The Fergus Falls Port Authority was established on Jan. 1, 1986. When one thinks of a port or a port authority, one likely pictures Minnesota cities like Duluth or St. Paul. Fergus Falls is eligible to have a port authority due to the Otter Tail River running through the city. Having a port authority offers many advantages for the 25 Minnesota cities that have them.

Port authorities have several exclusive economic development capabilities which exist to support the community. The port authority can buy, develop, lease and sell property; it has eminent domain powers; it can issue general obligation bonds for development and redevelopment without a referendum.
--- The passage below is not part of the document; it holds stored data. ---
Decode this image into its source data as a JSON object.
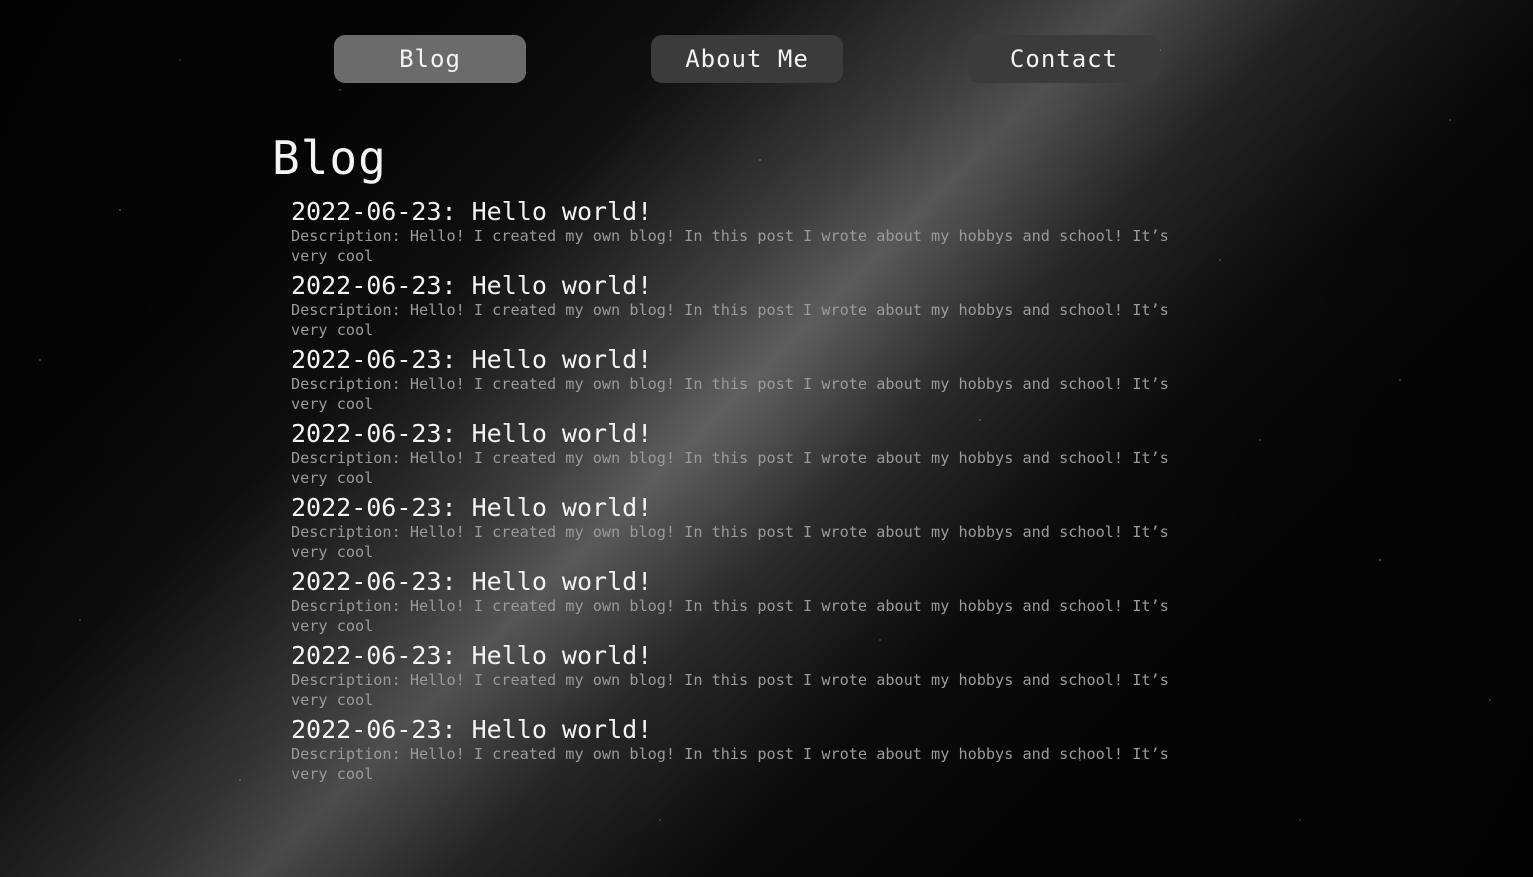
{
  "nav": {
    "items": [
      {
        "label": "Blog"
      },
      {
        "label": "About Me"
      },
      {
        "label": "Contact"
      }
    ]
  },
  "page": {
    "title": "Blog"
  },
  "posts": [
    {
      "title": "2022-06-23: Hello world!",
      "description": "Description: Hello! I created my own blog! In this post I wrote about my hobbys and school! It’s very cool"
    },
    {
      "title": "2022-06-23: Hello world!",
      "description": "Description: Hello! I created my own blog! In this post I wrote about my hobbys and school! It’s very cool"
    },
    {
      "title": "2022-06-23: Hello world!",
      "description": "Description: Hello! I created my own blog! In this post I wrote about my hobbys and school! It’s very cool"
    },
    {
      "title": "2022-06-23: Hello world!",
      "description": "Description: Hello! I created my own blog! In this post I wrote about my hobbys and school! It’s very cool"
    },
    {
      "title": "2022-06-23: Hello world!",
      "description": "Description: Hello! I created my own blog! In this post I wrote about my hobbys and school! It’s very cool"
    },
    {
      "title": "2022-06-23: Hello world!",
      "description": "Description: Hello! I created my own blog! In this post I wrote about my hobbys and school! It’s very cool"
    },
    {
      "title": "2022-06-23: Hello world!",
      "description": "Description: Hello! I created my own blog! In this post I wrote about my hobbys and school! It’s very cool"
    },
    {
      "title": "2022-06-23: Hello world!",
      "description": "Description: Hello! I created my own blog! In this post I wrote about my hobbys and school! It’s very cool"
    }
  ],
  "colors": {
    "background": "#050505",
    "nav_button": "#3b3b3b",
    "nav_button_active": "#6b6b6b",
    "text": "#f4f4f4",
    "muted_text": "#9a9a9a"
  }
}
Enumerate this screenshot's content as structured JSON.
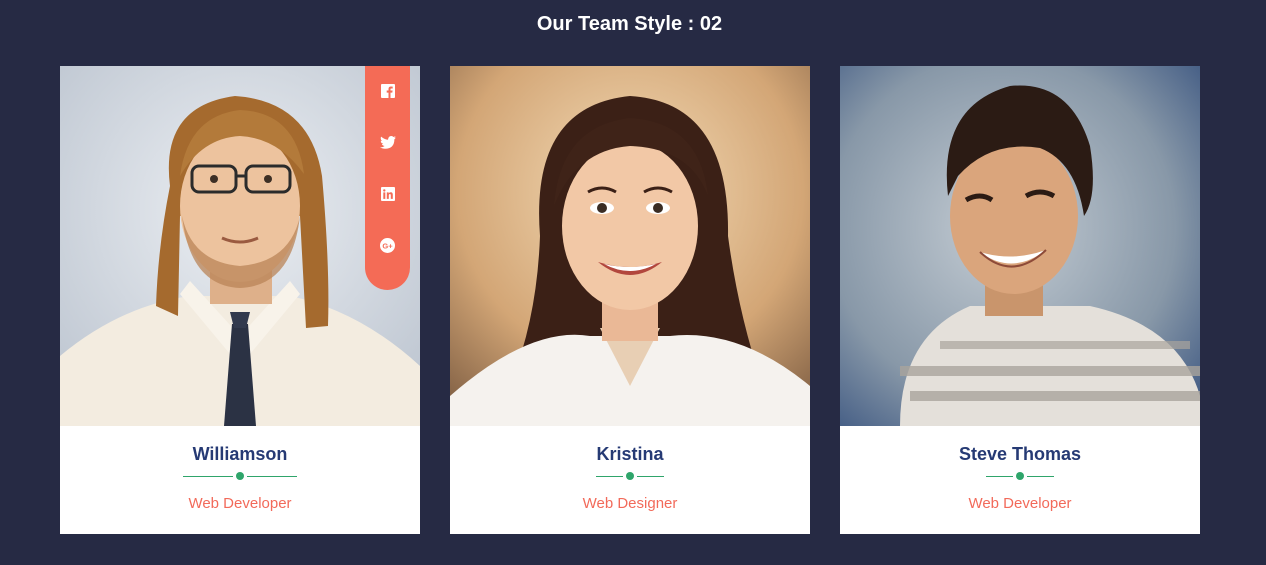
{
  "page": {
    "title": "Our Team Style : 02"
  },
  "colors": {
    "background": "#262a44",
    "name": "#263a74",
    "role": "#f26a5a",
    "divider": "#2fa56b",
    "social_panel": "#f46b56"
  },
  "team": [
    {
      "name": "Williamson",
      "role": "Web Developer",
      "social": [
        "facebook-icon",
        "twitter-icon",
        "linkedin-icon",
        "google-plus-icon"
      ]
    },
    {
      "name": "Kristina",
      "role": "Web Designer"
    },
    {
      "name": "Steve Thomas",
      "role": "Web Developer"
    }
  ]
}
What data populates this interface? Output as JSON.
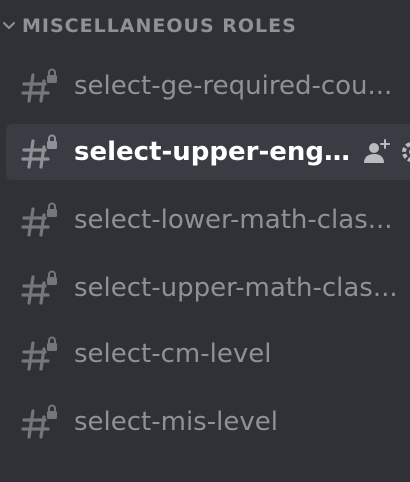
{
  "category": {
    "label": "MISCELLANEOUS ROLES",
    "chevron_icon": "chevron-down-icon"
  },
  "channels": [
    {
      "name": "select-ge-required-cou...",
      "icon": "locked-text-channel-icon"
    },
    {
      "name": "select-upper-engr-...",
      "icon": "locked-text-channel-icon",
      "selected": true,
      "action_icons": [
        "invite-user-icon",
        "settings-icon"
      ]
    },
    {
      "name": "select-lower-math-clas...",
      "icon": "locked-text-channel-icon"
    },
    {
      "name": "select-upper-math-clas...",
      "icon": "locked-text-channel-icon"
    },
    {
      "name": "select-cm-level",
      "icon": "locked-text-channel-icon"
    },
    {
      "name": "select-mis-level",
      "icon": "locked-text-channel-icon"
    }
  ],
  "colors": {
    "background": "#2f3136",
    "selected_background": "#393c43",
    "muted_text": "#8e9297",
    "selected_text": "#ffffff",
    "icon": "#72767d"
  }
}
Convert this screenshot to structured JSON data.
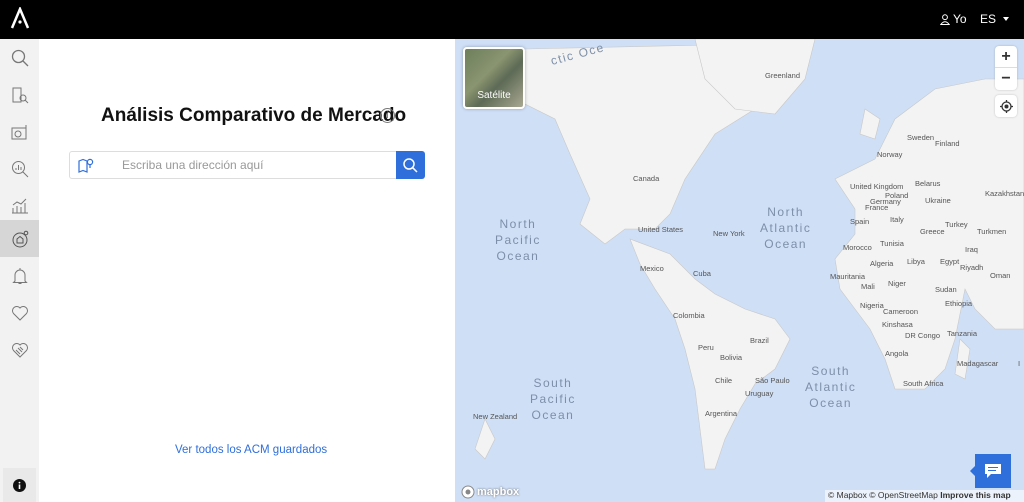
{
  "header": {
    "logo": "A",
    "user_label": "Yo",
    "language": "ES"
  },
  "sidebar": {
    "items": [
      {
        "name": "search",
        "icon": "search-icon"
      },
      {
        "name": "property-search",
        "icon": "building-search-icon"
      },
      {
        "name": "valuation",
        "icon": "globe-document-icon"
      },
      {
        "name": "market-analysis",
        "icon": "chart-search-icon"
      },
      {
        "name": "statistics",
        "icon": "bar-chart-icon"
      },
      {
        "name": "acm",
        "icon": "home-target-icon",
        "active": true
      },
      {
        "name": "alerts",
        "icon": "bell-icon"
      },
      {
        "name": "favorites",
        "icon": "heart-icon"
      },
      {
        "name": "deals",
        "icon": "handshake-icon"
      }
    ],
    "info_icon": "info-icon"
  },
  "panel": {
    "title": "Análisis Comparativo de Mercado",
    "search_placeholder": "Escriba una dirección aquí",
    "search_value": "",
    "saved_link": "Ver todos los ACM guardados"
  },
  "map": {
    "satellite_label": "Satélite",
    "zoom_in": "+",
    "zoom_out": "−",
    "oceans": [
      "ctic Oce",
      "North\nPacific\nOcean",
      "North\nAtlantic\nOcean",
      "South\nPacific\nOcean",
      "South\nAtlantic\nOcean"
    ],
    "labels": [
      "Greenland",
      "Sweden",
      "Norway",
      "Finland",
      "United Kingdom",
      "Belarus",
      "Poland",
      "Ukraine",
      "Germany",
      "France",
      "Italy",
      "Spain",
      "Greece",
      "Turkey",
      "Turkmen",
      "Canada",
      "United States",
      "New York",
      "Mexico",
      "Cuba",
      "Morocco",
      "Tunisia",
      "Libya",
      "Egypt",
      "Algeria",
      "Iraq",
      "Riyadh",
      "Oman",
      "Mauritania",
      "Mali",
      "Niger",
      "Sudan",
      "Ethiopia",
      "Nigeria",
      "Cameroon",
      "Kinshasa",
      "DR Congo",
      "Tanzania",
      "Angola",
      "Madagascar",
      "South Africa",
      "Colombia",
      "Peru",
      "Brazil",
      "Bolivia",
      "Chile",
      "São Paulo",
      "Uruguay",
      "Argentina",
      "New Zealand",
      "Kazakhstan",
      "I"
    ],
    "logo": "mapbox",
    "attribution": {
      "mapbox": "© Mapbox",
      "osm": "© OpenStreetMap",
      "improve": "Improve this map"
    },
    "colors": {
      "ocean": "#cfdff6",
      "land": "#f3f3f3",
      "accent": "#2f6fdc"
    }
  }
}
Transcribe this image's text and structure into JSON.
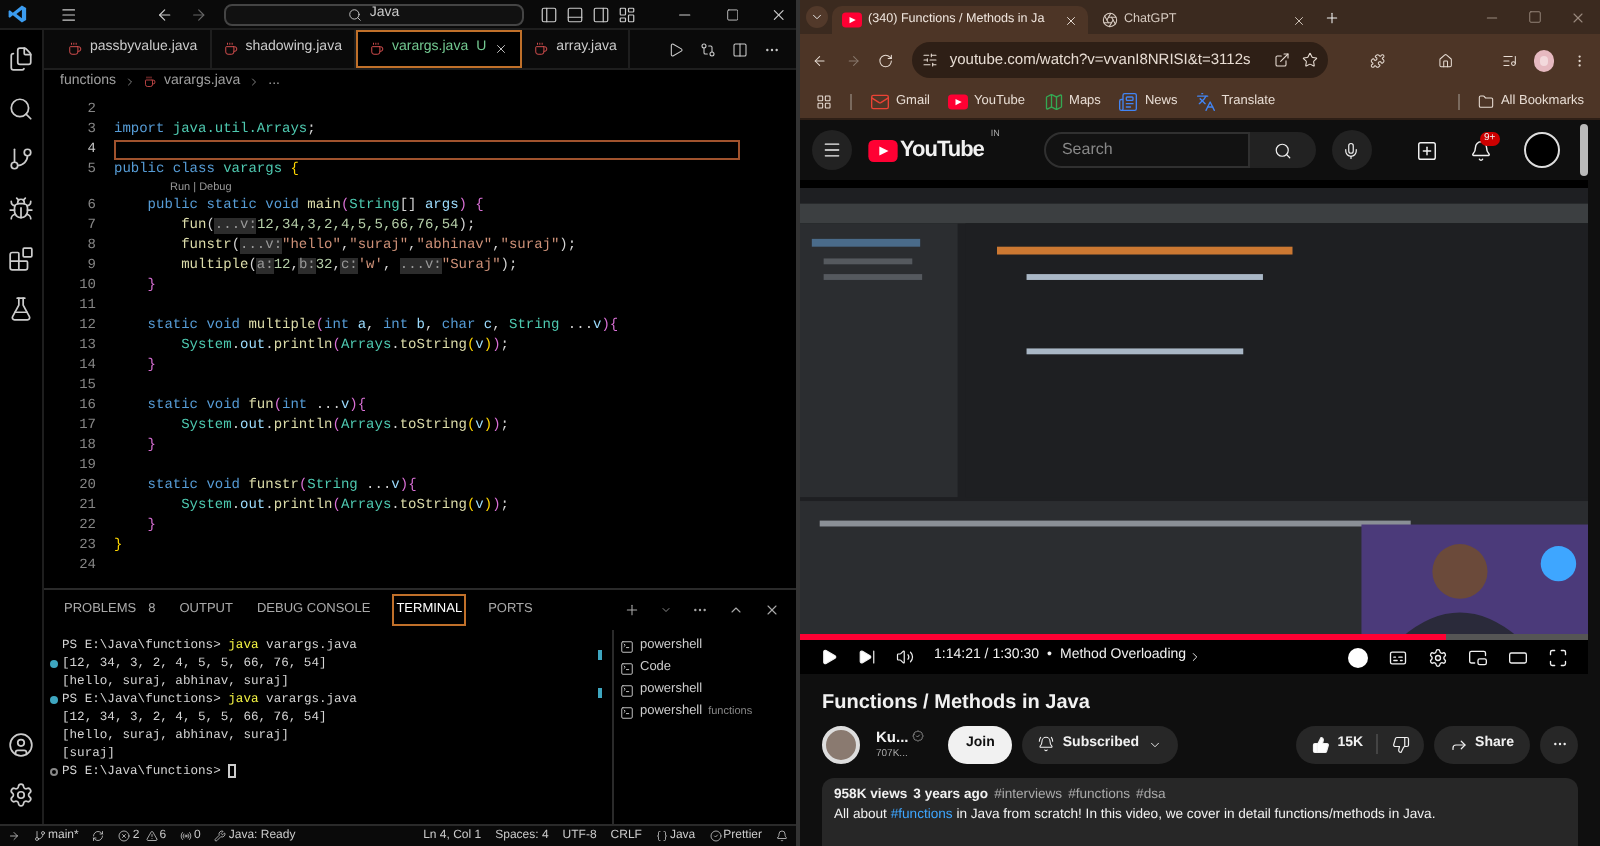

A Port Authority can act as a limited partner; and it can make or purchase loans for financing assistance to private industrial or commercial corporations.

Recently, the port authority commissioners, along with city staff, worked together on defining their mission and vision. The mission of the FFPA is to facilitate economic and community development by investing in the city’s infrastructure as an interim landowner. The vision is to increase the tax base, promote new jobs, and enhance the quality of life for residents.

As an example of how the FFPA can assist its community and uphold its vision, the port is currently assisting Lakes Country Service Co-Op with opening a new Level 4 education center at the former Fergus Falls Army Reserve Training Center. The FFPA has purchased the building and bonded for renovation costs that Lakes Country Service Co-op will pay back in full. This new learning center will serve at least 50 youth and bring in 40-50 jobs, with the potential of serving up to 84 students and having 70 staff when it reaches full capacity.

The FFPA also purchased the dairy property along the river. The state has approved a demolition and environmental clean-up loan, with large portions of the loan forgivable upon development. The plan is to clean up the site, provide recreational opportunities along the riverfront, and market the property for future redevelopment.

In September, Klara Beck, the city’s community development manager, was appointed the executive director of the FFPA. The commissioners are appointed by the mayor for two year terms. Prior to 2019, only city council members sat on the port authority. In 2019, Mayor Ben Schierer sought to diversify the port authority by keeping four members of the City Council and adding three members from the community. Current members from the City Council are Brent Thompson, Karoline Gustafson, Anthony Hicks, and Tom Rufer. Members from the community are Steve Schoeneck, Bridget Leonard and Rebecca Petersen.

FFPA meetings are held the third Monday of the month at 4:30 p.m. in the City Council Chambers.